The same Ælian, indeed, and others, tell us of the ape that was a most skilful charioteer; of the adroitness of another in escaping from cats, when hunted by them on trees in Egypt, by running to the extremity of a bough too slender to bear the cats, and so, taking advantage of its bending, reaching the ground in safety, leaving the cats plantés là, clutching and clinging on as they best might to save themselves from the shock of the recoil; of that renowned and all-accomplished animal, to come to more modern times, the Prægrandem simiam, which Paræus saw in ædibus Ducis Somei, and which so excelled in many arts, that it was named Magister Factotum, but not till after the poor beast’s hands had been cut off to keep it out of mischief—to say nothing of the celebrated coup, dear to diplomatists, of the cat’s paw. Some of our readers, by the way, may not know that this scene which Edwin Landseer has so admirably represented—painted, we would have said, but painting it may not be called, for the coals are live coals, and the yelling cat is held by the imperturbable monkey to a fire that makes one hot to look at it—that this event, so familiar to every schoolboy, is recorded as having actually taken place in the hall of Pope Julius the Second.

But what are these to the clouds of unfortunate adventurers? An ape may generally be considered to be well off if he only loses an eye, like the cheiroped king’s son in the Arabian story, by magical fire.

It is but fair to add a legend evidently intended to convey an impression of the sapience of our friends; not that we are going to enter into the controversy as to whether the Prince of Darkness chose the similitude of an ape as the most appropriate for the temptation of our common mother Eve; we leave that to the initiated: our tale is much more humble in its pretensions.

In “A New History of Ethiopia, being a full and accurate description of the kingdom of Abessinia, vulgarly, though erroneously, called the Empire of Prester John, by the learned Job Ludolphus, author of the Ethiopic Lexicon Made English by I. P. Gent.” (folio, 1862), there is a grand engraving of apes with this superscription:—

“1. Scrambling about the mountains.

“2. Removeing great huge stones to come at the wormes.

“3. Sitting upon ant-hills and devouring the little creatures.

“4. Throwing sand or dust in the eyes of wild beast that come to sett upon them.”

The whole being illustrative of the following edifying piece of information:—

“Of apes there are infinite flocks up and down in the mountains themselves, a thousand and more together: there they leave no stone unturned. If they meet with one that two or three cannot lift, they call for more, and all for the sake of the wormes that lye under; a sort of dyet which they relish exceedingly. They are very greedy after emmets. So that having found an emmet-hill, they presently surround it, and laying their fore-paws with the hollow downward upon the ant-heap, as fast as the emmets creep into their trecherous palmes they lick ’em off with great comfort to their stomachs: and there they will lye till there is not an emmet left. They are also pernicious to fruit and apples, and will destroy whole fields and gardens, unless they be carefully looked after.
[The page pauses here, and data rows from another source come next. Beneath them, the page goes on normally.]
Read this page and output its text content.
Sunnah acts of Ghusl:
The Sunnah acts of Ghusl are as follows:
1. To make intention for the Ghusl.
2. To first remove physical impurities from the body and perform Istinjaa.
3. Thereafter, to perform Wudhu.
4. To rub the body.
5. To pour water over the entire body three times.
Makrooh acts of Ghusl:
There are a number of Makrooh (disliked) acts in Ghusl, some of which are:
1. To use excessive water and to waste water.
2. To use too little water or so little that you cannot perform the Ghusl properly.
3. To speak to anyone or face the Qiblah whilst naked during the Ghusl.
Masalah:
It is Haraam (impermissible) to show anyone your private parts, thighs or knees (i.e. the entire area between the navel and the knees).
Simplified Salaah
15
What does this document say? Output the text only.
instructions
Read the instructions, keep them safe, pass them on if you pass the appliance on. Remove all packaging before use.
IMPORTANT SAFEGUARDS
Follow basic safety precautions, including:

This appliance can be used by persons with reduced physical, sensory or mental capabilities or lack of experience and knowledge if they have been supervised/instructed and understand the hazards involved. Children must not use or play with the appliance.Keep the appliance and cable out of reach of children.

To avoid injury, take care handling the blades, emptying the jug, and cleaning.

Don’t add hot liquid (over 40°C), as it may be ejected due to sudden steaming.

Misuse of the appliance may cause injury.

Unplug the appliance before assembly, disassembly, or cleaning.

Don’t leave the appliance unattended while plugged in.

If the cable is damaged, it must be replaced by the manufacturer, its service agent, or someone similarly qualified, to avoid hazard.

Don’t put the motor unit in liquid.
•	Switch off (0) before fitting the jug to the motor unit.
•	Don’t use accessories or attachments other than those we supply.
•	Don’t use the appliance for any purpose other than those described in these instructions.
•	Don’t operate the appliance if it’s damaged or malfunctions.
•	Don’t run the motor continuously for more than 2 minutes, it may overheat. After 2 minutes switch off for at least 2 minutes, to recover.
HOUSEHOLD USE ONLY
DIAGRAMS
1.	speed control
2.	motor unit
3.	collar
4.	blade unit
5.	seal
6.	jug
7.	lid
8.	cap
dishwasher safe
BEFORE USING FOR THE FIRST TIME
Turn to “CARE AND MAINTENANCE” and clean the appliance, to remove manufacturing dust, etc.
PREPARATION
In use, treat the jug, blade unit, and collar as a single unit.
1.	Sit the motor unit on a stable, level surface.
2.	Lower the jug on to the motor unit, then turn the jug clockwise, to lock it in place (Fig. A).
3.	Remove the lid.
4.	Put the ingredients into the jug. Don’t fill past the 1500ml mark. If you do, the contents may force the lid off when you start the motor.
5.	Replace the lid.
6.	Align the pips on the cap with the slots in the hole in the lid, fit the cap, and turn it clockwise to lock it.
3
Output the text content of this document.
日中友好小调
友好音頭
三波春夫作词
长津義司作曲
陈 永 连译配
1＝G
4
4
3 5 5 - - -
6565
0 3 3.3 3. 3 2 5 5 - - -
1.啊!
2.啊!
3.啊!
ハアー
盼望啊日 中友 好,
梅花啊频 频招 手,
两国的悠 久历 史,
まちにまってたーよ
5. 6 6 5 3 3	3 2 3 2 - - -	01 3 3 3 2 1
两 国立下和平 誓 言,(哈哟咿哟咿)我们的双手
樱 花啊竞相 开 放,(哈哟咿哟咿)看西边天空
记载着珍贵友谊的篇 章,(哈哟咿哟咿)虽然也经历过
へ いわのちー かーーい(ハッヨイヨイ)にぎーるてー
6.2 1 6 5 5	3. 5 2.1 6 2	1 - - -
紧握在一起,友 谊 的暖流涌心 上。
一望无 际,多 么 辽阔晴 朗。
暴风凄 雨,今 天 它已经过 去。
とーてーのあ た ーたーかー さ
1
For they are very cunning, and will never venture in till the return of their spies, which they send always before; who giving information that all things are safe, in they rush with their whole body, and make a quick dispatch. Therefore they go very quiet and silent to their prey; and if their young ones chance to make a noise they chastise them with their fists, but if they find the coast clear, then every one hath a different noise to express his joy. Nor could there be any way to hinder them from further multiplying, but that they fall sometimes into the ruder hands of the wild beasts, which they have no way to avoid, but by a timely flight or creeping into the clefts of the rocks. If they find no safety in flight, they make a virtue of necessity, stand their ground, and filling their paws full of dust or sand, fling it full in the eyes of their assailant, and then to their heels again.”